Высказывания Щепкина о его взглядах на искусство актера могут и сейчас быть заветами для любого актера:

«Помни, любезный друг, что сцена не любит мертвечины, — ей подавай живого человека, и живого не только телом, а чтобы он жил головой и сердцем. Делая шаг на сцену, оставь за порогом все твои личные заботы и попечения: забудь, что ты был, и помни только, что ты теперь. Никогда не учи роли, не прочитав внимательно всей пьесы. В действительной жизни, если хотят хорошо узнать какого-нибудь человека, то расспрашивают на месте его жительства об его образе жизни и привычках, об его друзьях и знакомых, — так точно должно поступать и в нашем деле. Ты получил роль и, чтоб узнать, что это за птица, должен спросить у пьесы, и она непременно даст тебе удовлетворительный ответ. Читая роль, всеми силами старайся заставить себя думать и чувствовать так, как думает и чувствует тот, кого ты должен представлять, старайся, так сказать, разжевать и проглотить всю роль, чтобы она вошла тебе в плоть и кровь. Достигнешь этого — и у тебя сами родятся истинные звуки голоса, и верные жесты, а без этого, как ты ни фокусничай, каких пружин ни подводи, — все будет дело дрянь. Публики не надуешь: она сейчас увидит, что ты ее морочишь и совсем не чувствуешь того, что говоришь. Помни, что на сцене нет совершенного молчания, кроме исключительных случаев, когда этого требует сама пьеса. Когда тебе говорят — ты слушаешь, но не молчишь. Нет: на каждое услышанное слово ты должен отвечать своим взглядом, каждой чертой лица, всем твоим существом. У тебя тут должна быть немая игра, которая бывает красноречивее самых слов, и сохрани тебя Бог взглянуть в это время без причины в сторону или посмотреть на какой-нибудь посторонний предмет, — тогда все пропало. Этот взгляд в одну минуту убьет в тебе живого человека, вычеркнет тебя из действующих лиц пьесы, и тебя нужно будет сейчас же как ненужную дрянь выбросить за окно».

В 1859 году умерла его «Алеша», верная спутница Щепкина в течение сорока семи лет. Старик не оправился от этого удара, словно ее смерть унесла его силы. Он с трудом играл, с трудом писал, с трудом жил. В 1861 году умер Шевченко. Щепкин перенес и эту смерть, как все потери последних лет, с какой-то покорностью: он знал, что ему недолго жить. Он умер через два года — в 1863 году. Весной этого года он как-то вышел со своей старой подругой М. С. Мочаловой в сад, где у него была прибита на террасе специальная дощечка для корма птиц. Кроша им хлеб, он сказал ей:

— Милая моя трагедия, смотри, как славно распускаются деревья… А вот когда с них осыплется лист, меня уже не будет.

И, уезжая в гастрольную поездку в Ялту, которую предпринял для того, чтоб подработать дополнительно на свою огромную семью, больной, усталый, он сказал дочери Вере Михайловне, жившей при нем:

— Да, Верочка… будущей весны я уже не увижу. И слезы проступили у него на глазах. Предчувствие его не обмануло. Он умер осенью в Ялте.
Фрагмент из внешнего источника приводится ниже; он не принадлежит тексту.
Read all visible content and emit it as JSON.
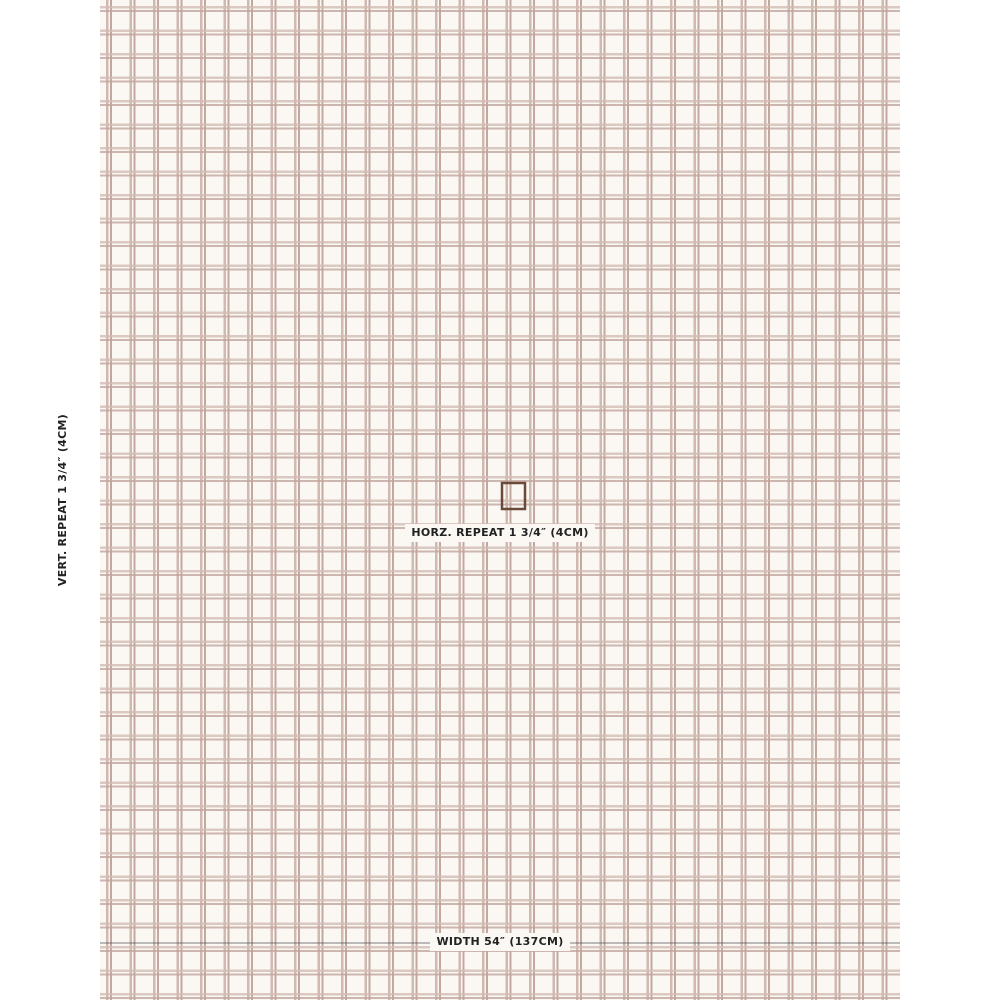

Умирал одиноко, в гостинице, под звуки доносившейся до него бальной музыки. Я слышала мнение: «Как ужасно — умирал под звуки веселой музыки». Но мне хочется думать, что эта музыка навевала ему в последние часы только светлые мысли: мудрый старик любил радоваться чужой радости.
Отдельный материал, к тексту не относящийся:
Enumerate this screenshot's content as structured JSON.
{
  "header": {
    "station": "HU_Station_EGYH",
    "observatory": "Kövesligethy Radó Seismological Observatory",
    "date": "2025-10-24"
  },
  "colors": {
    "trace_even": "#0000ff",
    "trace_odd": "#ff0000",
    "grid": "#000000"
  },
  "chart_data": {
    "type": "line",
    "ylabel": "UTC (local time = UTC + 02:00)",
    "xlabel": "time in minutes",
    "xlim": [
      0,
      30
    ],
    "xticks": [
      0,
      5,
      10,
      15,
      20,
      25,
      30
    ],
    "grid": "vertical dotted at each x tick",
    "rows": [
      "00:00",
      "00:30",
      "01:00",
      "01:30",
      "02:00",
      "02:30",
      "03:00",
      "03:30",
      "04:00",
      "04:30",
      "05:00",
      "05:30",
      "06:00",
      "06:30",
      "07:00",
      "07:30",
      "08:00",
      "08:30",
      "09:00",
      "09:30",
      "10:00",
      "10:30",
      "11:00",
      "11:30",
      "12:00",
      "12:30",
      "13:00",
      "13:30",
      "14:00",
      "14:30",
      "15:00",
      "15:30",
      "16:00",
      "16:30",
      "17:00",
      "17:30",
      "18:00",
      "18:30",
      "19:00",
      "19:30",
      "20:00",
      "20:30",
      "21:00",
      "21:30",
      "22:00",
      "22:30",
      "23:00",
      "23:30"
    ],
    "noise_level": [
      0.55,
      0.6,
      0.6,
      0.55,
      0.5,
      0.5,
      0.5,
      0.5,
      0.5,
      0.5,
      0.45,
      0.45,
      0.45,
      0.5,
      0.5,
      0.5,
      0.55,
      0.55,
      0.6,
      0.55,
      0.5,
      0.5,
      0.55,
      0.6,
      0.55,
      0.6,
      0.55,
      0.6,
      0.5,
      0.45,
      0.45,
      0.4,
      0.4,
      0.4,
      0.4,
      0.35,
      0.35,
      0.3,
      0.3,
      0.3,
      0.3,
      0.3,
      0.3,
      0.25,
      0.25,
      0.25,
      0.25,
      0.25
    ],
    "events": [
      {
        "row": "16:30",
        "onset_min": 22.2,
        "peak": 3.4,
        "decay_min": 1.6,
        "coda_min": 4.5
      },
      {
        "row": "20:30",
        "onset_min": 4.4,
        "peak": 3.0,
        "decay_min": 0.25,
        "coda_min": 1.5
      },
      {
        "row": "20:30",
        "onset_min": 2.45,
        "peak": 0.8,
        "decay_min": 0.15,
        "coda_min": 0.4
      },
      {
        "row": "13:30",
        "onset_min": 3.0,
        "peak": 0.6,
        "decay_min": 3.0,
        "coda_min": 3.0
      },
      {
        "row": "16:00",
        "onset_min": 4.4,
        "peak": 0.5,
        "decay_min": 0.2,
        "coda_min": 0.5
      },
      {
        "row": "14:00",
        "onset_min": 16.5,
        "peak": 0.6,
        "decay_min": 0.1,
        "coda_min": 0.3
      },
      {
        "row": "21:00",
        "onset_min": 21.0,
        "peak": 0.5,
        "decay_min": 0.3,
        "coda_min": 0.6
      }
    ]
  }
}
С Щепкиным был его слуга Александр. Он рассказывал потом, что Щепкин пролежал почти сутки в забытьи, но вдруг вскочил и поспешно стал говорить: «Одеваться, скорее одеваться!» — «Куда вы, Михаил Семенович, лягте, что вы!» — стал его удерживать Александр. «Как куда? — воскликнул Щепкин. — К Гоголю!» — «К какому Гоголю?» — «Как к какому? К Николаю Васильевичу». — «Что вы, Господь с вами, успокойтесь, лягте: Николай Васильевич давно умер». — «Умер? — спросил Щепкин. — Умер! Вот что!» Опустил голову, отвернулся лицом к стене — и заснул навсегда.